@SamareshSingh, who has been active in the sync has made his first major contribution with an implementation of GitHub - bemanproject/span: A Beman implementation of std::span (C++20) and contributes to bemanproject/beman#198 · GitHub . I’ve done some initial reviews and experiments and it looks good so far.
There’s a handful of papers to improve span in both 26 and 29. I find span to be an immensly useful tool in everyday production tool so I’m thrilled we have in implementation that we can experiment with and improve this library. Thanks again @SamareshSingh !
2 Likes
This is great! Thanks for this contribution @SamareshSingh.
Would you be willing to accept PRs that make this usable from C++17? I think it’ll be relatively minimal.
I was encouraging the other direction so he didn’t have to jump through enable_if hoops – but I can understand why you’d want this 
What would be the purpose of beman.span?
See the repo – there’s several proposed new features for span and the repo implements them.
I was looking at the README but it doesn’t list the new features it implements. It does link to cppreference, which says that at is a C++26 feature, so I assumed this was one of them.
Although on second look, it also links to Create an implementation of span · Issue #198 · bemanproject/beman · GitHub which in its last comment has links to PRs with the new features.
Anyway. The reason this is interesting is that the Beman lifecycle says that a Beman library is retired two cycles after it’s accepted into the standard. But span was accepted in C++20, so it would have been retired in 2026.
So this is an interesting example of why the lifecycle doesn’t quite work in practice; a standard component may get (and in fact they do get) additions three or four cycles later, sometimes even five or six cycles later.
yep, fair point. The map api changes will be in the same boat. And, in fact we ended up having that discussion yesterday (we’re at c++now currently). We basically settled on the idea that well we could retire something and then if needed “unretire it” if there’s a need to add new features. Also, we can change our policy if there’s widespread demand for something to stay officially in Beman. But to be clear, the intent was never to kill the repo even if it’s in a retired state.

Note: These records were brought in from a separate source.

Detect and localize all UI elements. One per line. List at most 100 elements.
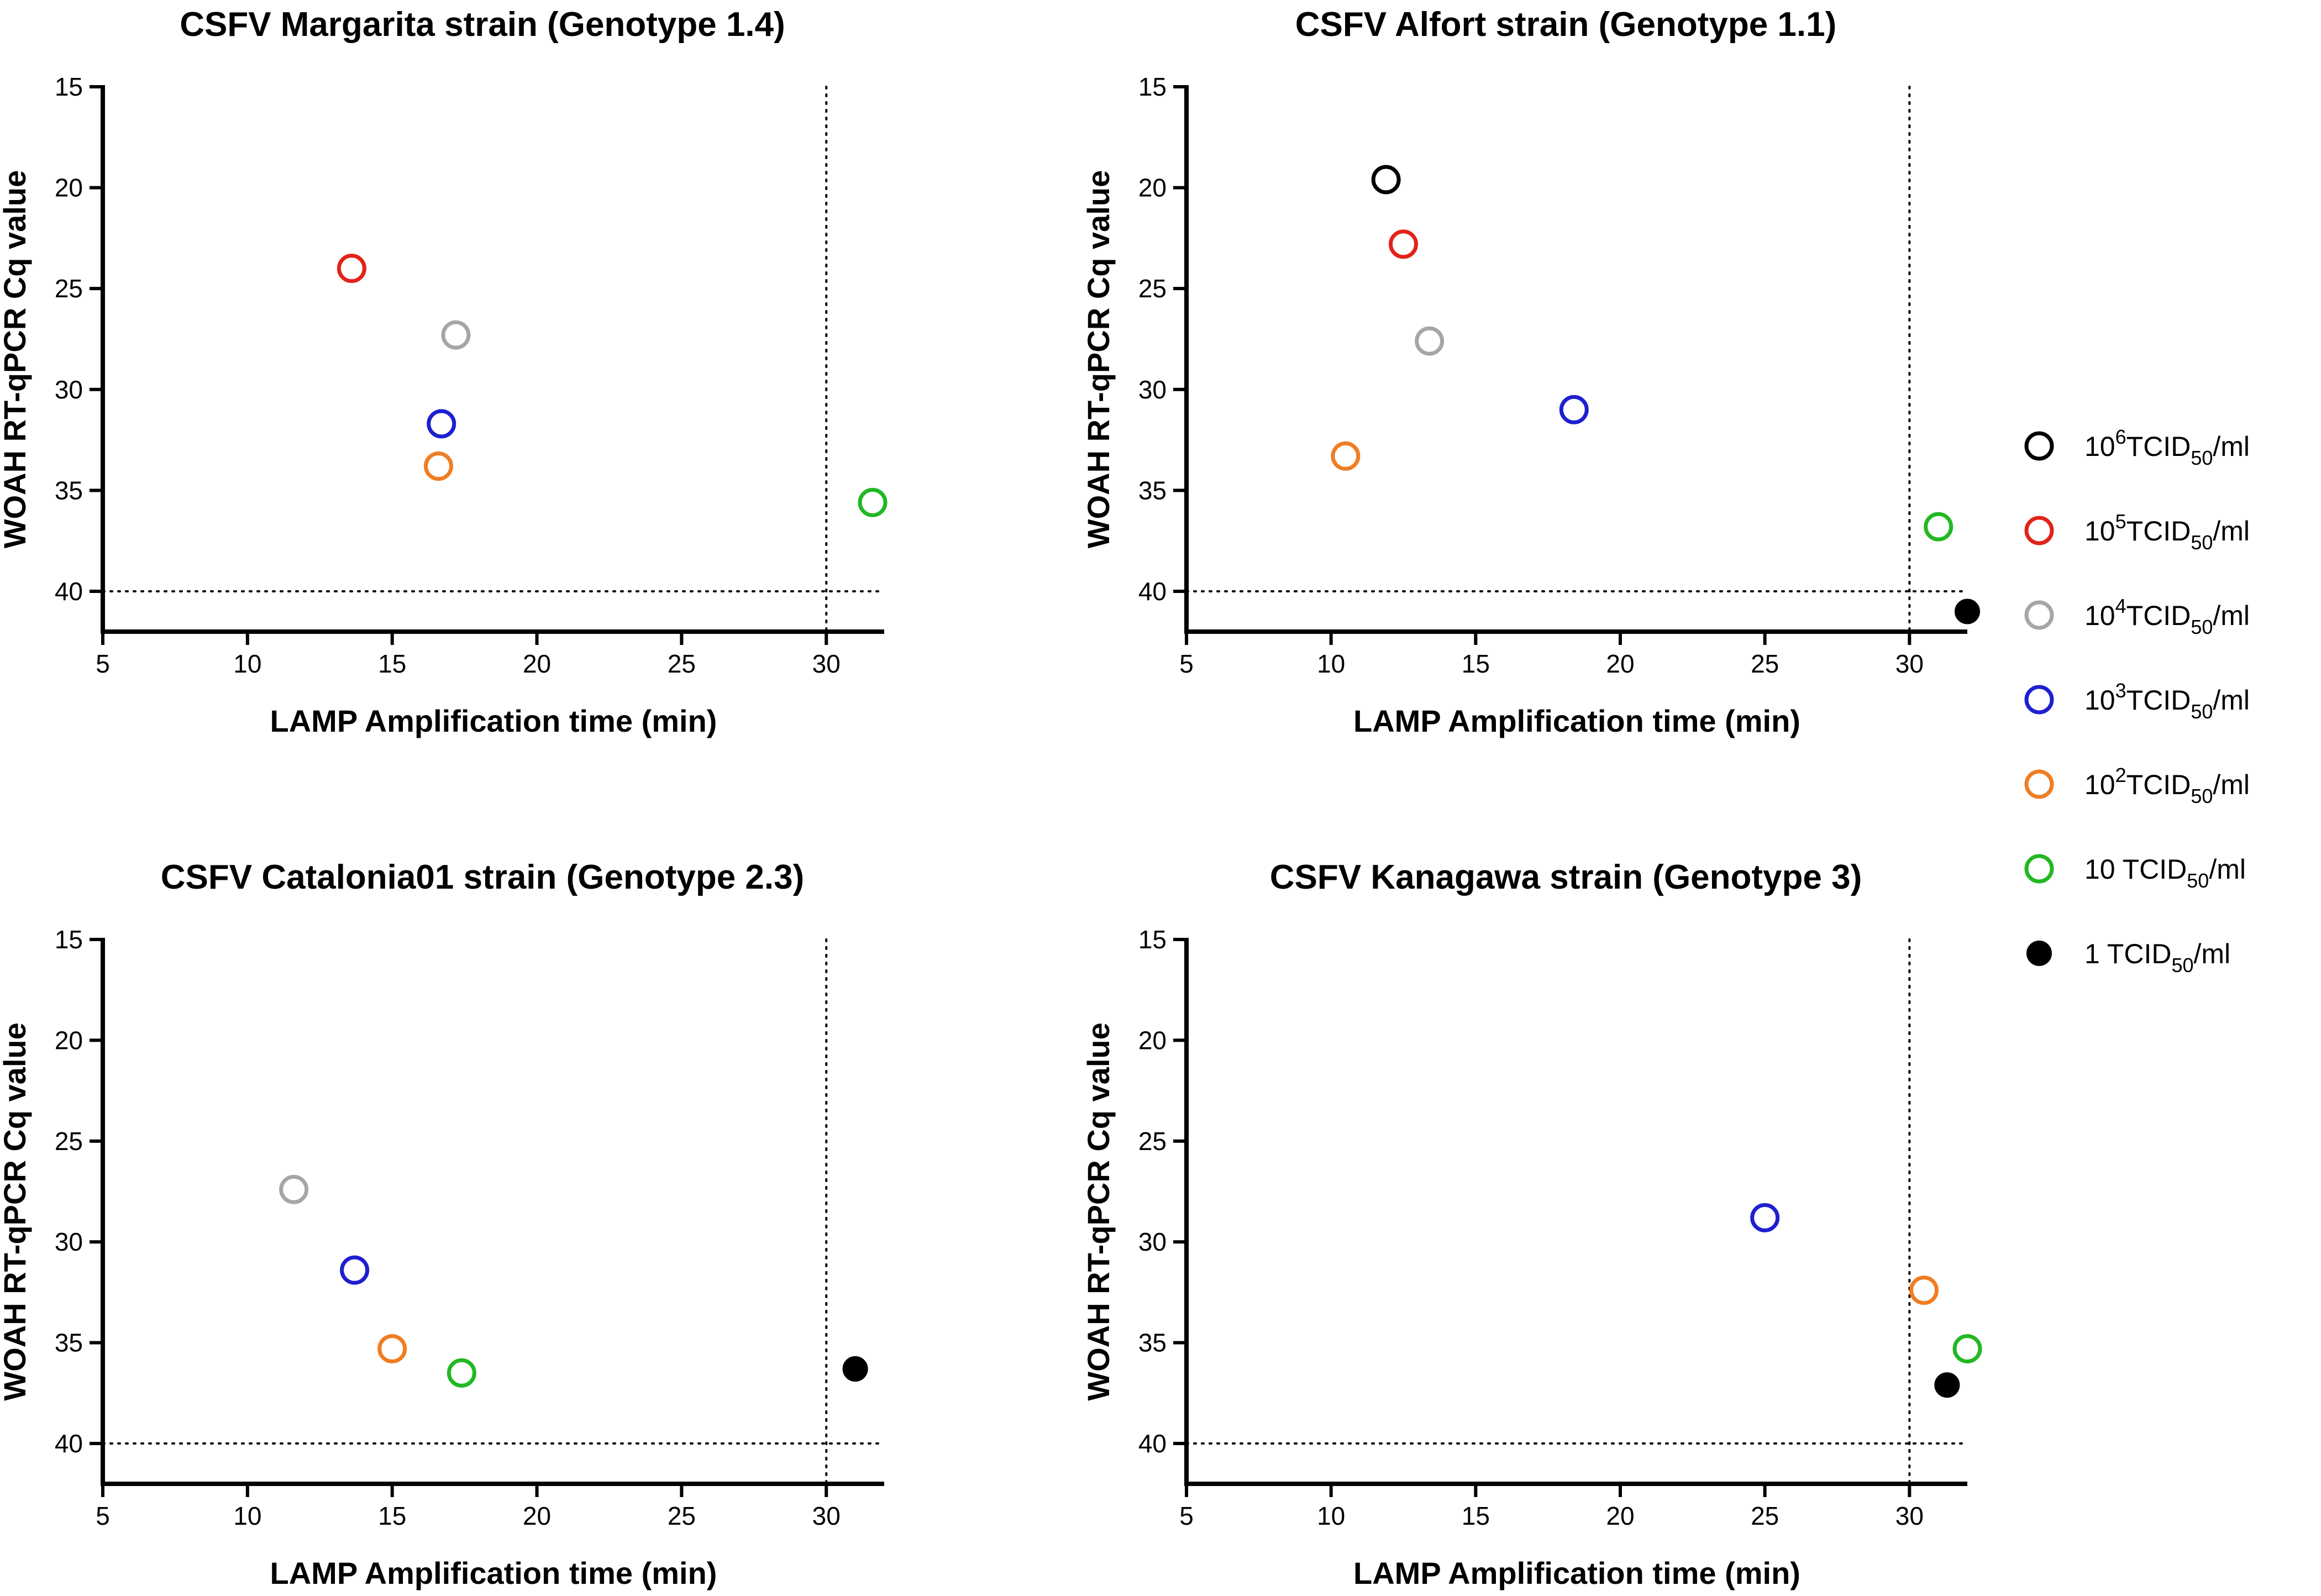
- y-tick-label: 40: [55, 1429, 83, 1458]
- y-tick-label: 35: [55, 1329, 83, 1357]
- y-tick-label: 30: [1138, 375, 1167, 404]
- y-tick-label: 30: [55, 375, 83, 404]
- y-tick-label: 20: [1138, 174, 1167, 202]
- legend-label-unit: TCID: [2126, 685, 2191, 716]
- x-tick-label: 15: [378, 1502, 406, 1530]
- legend-item-1e4: 104TCID50/ml: [2024, 595, 2250, 638]
- legend-label-subscript: 50: [2191, 700, 2213, 723]
- data-point-1: [1934, 1372, 1960, 1398]
- x-tick-label: 10: [1317, 1502, 1345, 1530]
- legend-marker-1e2: [2024, 769, 2054, 799]
- legend-label-unit: TCID: [2107, 938, 2172, 969]
- x-tick-label: 25: [1751, 1502, 1779, 1530]
- y-tick-label: 40: [55, 577, 83, 606]
- x-tick-label: 5: [96, 1502, 110, 1530]
- legend-label-unit: TCID: [2123, 854, 2187, 885]
- legend-label: 106TCID50/ml: [2084, 426, 2250, 469]
- y-tick-label: 20: [55, 174, 83, 202]
- legend-item-1e5: 105TCID50/ml: [2024, 510, 2250, 554]
- x-tick-label: 30: [812, 1502, 841, 1530]
- x-tick-label: 20: [523, 649, 551, 678]
- legend-label-exponent: 5: [2115, 510, 2126, 533]
- x-axis-title: LAMP Amplification time (min): [1353, 1556, 1800, 1590]
- chart-panel-4: CSFV Kanagawa strain (Genotype 3) 5 10 15 20…: [1081, 858, 1982, 1590]
- data-point-1e6: [1371, 165, 1401, 195]
- y-axis-title: WOAH RT-qPCR Cq value: [0, 170, 32, 548]
- data-point-1: [1955, 599, 1980, 624]
- x-tick-label: 30: [1895, 649, 1924, 678]
- y-tick-label: 30: [1138, 1227, 1167, 1256]
- legend-label-subscript: 50: [2171, 954, 2193, 977]
- y-tick-label: 15: [55, 925, 83, 954]
- y-tick-label: 20: [55, 1026, 83, 1054]
- y-tick-label: 20: [1138, 1026, 1167, 1054]
- x-tick-label: 15: [378, 649, 406, 678]
- legend-label-unit: TCID: [2126, 600, 2191, 631]
- legend-label-subscript: 50: [2191, 616, 2213, 638]
- legend-label-unit: TCID: [2126, 516, 2191, 547]
- legend-label-exponent: 6: [2115, 426, 2126, 448]
- legend-label: 1 TCID50/ml: [2084, 938, 2230, 977]
- x-axis-title: LAMP Amplification time (min): [270, 1556, 717, 1590]
- data-point-1e4: [279, 1174, 309, 1204]
- y-tick-label: 30: [55, 1227, 83, 1256]
- legend-item-10: 10 TCID50/ml: [2024, 854, 2246, 892]
- chart-title: CSFV Catalonia01 strain (Genotype 2.3): [161, 858, 805, 896]
- legend-label-exponent: 4: [2115, 595, 2126, 617]
- legend-marker-1e5: [2024, 516, 2054, 545]
- data-point-10: [447, 1358, 476, 1388]
- y-tick-label: 40: [1138, 1429, 1167, 1458]
- x-tick-label: 10: [1317, 649, 1345, 678]
- chart-panel-2: CSFV Alfort strain (Genotype 1.1) 5 10 15 20…: [1081, 6, 1980, 738]
- chart-panel-1: CSFV Margarita strain (Genotype 1.4) 5 10 1…: [0, 6, 888, 738]
- x-tick-label: 5: [96, 649, 110, 678]
- x-tick-label: 25: [1751, 649, 1779, 678]
- legend-label-suffix: /ml: [2194, 938, 2231, 969]
- y-tick-label: 15: [55, 72, 83, 101]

One other related discussion that came up is should libraries have a switch that uses the std:: version by default if it’s available. That might have usability concerns, but something we should consider non-the-less.
This can easily become a problem if done for an interface type like span, because now a library API can change depending on whether it’s compiled with or without the switch.
We’ve been over these same things in Boost, and there are no easy answers.